What I learned from watching British sex comedies
31 January 2009
I've only been to Britain a few times, but I've learned some very interesting things about the country from watching British sex comedies. This movie is about a doctor who, as a sperm donor in his college years, proved to be incredibly virile fathering 837 children all of whom (somehow) were boys with genius I.Q.s. When he is outed by the press, crazed women with test tubes start chasing him everywhere he goes wanting his, uh, donation. I had no idea that women in Britain were would be so anxious to have a child with a total stranger just because there was a 100 percent chance of it being a boy as opposed to say a mere 50 percent chance (maybe this would have been more believable if it was set in communist China during the one-child-per-family years). But there's no point in complaining that the plot of a goofball British sex comedy doesn't make a lick of sense--they rarely do.

The bigger problem with this, like with a lot of British sex comedies, is that there's not really enough sex and WAY too much alleged "comedy".(Just to give you an idea of the level of humor here, our hero at one point comes across a nubile, underdressed woman up in a tree straddling a branch. "My pussy is stuck!" she tells him. But, of course, she's referring to her cat who's up in the tree above her---ha! ha! ha! sigh. . ) The doctor here spends most of his time fighting off various naked women, instead taking advantage of this ridiculous situation like any normal guy surely would, because, you see, he is really in love with the beautiful female scientist who inadvertently outed him. (I was surprised once again to find out that British men were so faithful and monogamous).

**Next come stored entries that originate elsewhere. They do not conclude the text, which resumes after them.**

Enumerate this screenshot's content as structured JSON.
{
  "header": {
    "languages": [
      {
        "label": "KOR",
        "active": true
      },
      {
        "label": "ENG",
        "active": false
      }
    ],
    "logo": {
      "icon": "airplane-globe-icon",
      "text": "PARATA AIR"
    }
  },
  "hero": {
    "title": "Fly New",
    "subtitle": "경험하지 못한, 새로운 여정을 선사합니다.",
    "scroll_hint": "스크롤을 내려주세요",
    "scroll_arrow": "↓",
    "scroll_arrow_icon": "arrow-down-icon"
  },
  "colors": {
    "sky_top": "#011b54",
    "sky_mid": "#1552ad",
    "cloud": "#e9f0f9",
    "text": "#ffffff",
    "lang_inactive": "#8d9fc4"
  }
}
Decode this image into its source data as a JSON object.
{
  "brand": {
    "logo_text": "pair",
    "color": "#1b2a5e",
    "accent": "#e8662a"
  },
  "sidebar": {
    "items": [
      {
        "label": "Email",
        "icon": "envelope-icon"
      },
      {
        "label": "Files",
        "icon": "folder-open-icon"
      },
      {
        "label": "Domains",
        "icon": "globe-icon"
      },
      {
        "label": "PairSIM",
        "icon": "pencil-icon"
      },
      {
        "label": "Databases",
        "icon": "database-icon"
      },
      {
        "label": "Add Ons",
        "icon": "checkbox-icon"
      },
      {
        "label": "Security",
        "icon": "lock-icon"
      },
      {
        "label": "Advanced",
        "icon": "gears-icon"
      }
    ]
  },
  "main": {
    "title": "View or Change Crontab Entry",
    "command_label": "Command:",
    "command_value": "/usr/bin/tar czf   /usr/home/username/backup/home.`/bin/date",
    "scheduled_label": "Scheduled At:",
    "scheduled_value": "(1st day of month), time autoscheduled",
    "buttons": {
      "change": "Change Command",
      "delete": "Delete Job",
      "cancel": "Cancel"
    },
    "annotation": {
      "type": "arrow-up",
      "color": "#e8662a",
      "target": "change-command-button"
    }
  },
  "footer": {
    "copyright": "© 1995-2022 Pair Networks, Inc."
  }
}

The movie does feature two famous British sex starlets of the era, Mary Millington and Anna Bergman, but they have only about a minute of screen time between them. And it's certainly not because the other actors are so much more talented--at one point our hero gets kidnapped by a "Texan"(who wants him to impregnate his daughter), who is played by an actor with the WORST Texas accent in the history of bad Texas accents. Probably the most incredible thing about this though is that a title song is a rendition of the very famous Motown song "Hold On, I'm Coming" (get it--"I'm coming"?--ha! ha! groan. . .). I hope they at least got a nice royalty check for this.